Abstract: In this work we study the problem of network morphism, an effective learning scheme to morph a well-trained neural network to a new one with the network function completely preserved. Different from existing work where basic morphing types on the layer level were addressed, we target at the central problem of network morphism at a higher level, i.e., how a convolutional layer can be morphed into an arbitrary module of a neural network. To simplify the representation of a network, we abstract a module as a graph with blobs as vertices and convolutional layers as edges, based on which the morphing process is able to be formulated as a graph transformation problem. Two atomic morphing operations are introduced to compose the graphs, based on which modules are classified into two families, i.e., simple morphable modules and complex modules. We present practical morphing solutions for both of these two families, and prove that any reasonable module can be morphed from a single convolutional layer. Extensive experiments have been conducted based on the state-of-the-art ResNet on benchmark datasets, and the effectiveness of the proposed solution has been verified.

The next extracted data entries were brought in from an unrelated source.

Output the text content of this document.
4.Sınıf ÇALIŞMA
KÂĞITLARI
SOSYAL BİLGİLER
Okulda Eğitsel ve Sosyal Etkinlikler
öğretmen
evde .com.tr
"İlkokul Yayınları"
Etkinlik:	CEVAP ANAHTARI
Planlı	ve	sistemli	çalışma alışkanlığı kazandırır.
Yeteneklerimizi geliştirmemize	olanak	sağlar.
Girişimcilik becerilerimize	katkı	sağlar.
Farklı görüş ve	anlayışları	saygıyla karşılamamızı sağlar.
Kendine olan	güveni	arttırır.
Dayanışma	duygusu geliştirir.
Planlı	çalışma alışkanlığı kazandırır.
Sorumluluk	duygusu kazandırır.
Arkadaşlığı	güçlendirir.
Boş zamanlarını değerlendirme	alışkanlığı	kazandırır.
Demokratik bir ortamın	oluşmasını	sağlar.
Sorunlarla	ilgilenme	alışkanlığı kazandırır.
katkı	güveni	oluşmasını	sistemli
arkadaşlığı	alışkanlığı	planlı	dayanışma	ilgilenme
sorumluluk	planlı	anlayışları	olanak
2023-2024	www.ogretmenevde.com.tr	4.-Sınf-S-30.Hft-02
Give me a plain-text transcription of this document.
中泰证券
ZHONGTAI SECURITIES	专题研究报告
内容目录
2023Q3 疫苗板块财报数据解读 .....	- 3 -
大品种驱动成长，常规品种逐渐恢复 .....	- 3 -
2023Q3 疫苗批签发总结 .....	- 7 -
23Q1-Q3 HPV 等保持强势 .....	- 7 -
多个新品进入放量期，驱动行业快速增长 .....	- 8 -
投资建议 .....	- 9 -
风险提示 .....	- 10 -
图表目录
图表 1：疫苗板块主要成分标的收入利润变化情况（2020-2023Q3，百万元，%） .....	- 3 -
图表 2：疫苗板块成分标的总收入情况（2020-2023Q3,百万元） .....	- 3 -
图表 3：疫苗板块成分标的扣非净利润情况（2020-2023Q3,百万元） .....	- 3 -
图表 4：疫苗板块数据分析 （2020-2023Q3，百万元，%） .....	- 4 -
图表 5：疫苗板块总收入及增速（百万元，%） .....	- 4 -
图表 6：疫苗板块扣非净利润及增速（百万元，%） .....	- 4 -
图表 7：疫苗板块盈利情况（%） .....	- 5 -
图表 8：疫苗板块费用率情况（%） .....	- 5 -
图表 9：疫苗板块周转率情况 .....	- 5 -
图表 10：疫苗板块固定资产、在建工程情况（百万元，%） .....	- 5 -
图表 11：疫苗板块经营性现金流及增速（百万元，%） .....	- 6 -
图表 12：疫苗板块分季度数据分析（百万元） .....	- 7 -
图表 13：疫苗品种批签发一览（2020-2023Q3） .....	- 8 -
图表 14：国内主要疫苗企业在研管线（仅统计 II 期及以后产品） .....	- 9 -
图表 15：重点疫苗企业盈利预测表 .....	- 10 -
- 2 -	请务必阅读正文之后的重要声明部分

Conclusions: This paper presented a systematic study on the problem of network morphism at a higher level, and tried to answer the central question of such learning scheme, i.e., whether and how a convolutional layer can be morphed into an arbitrary module. To facilitate the study, we abstracted a modular network as a graph, and formulated the process of network morphism as a graph transformation process. Based on this formulation, both simple morphable modules and complex modules have been defined and corresponding morphing algorithms have been proposed. We have shown that a convolutional layer can be morphed into any module of a network. We have also carried out experiments to illustrate how to achieve a better performing model based on the state-of-the-art ResNet with minimal extra computational cost on benchmark datasets.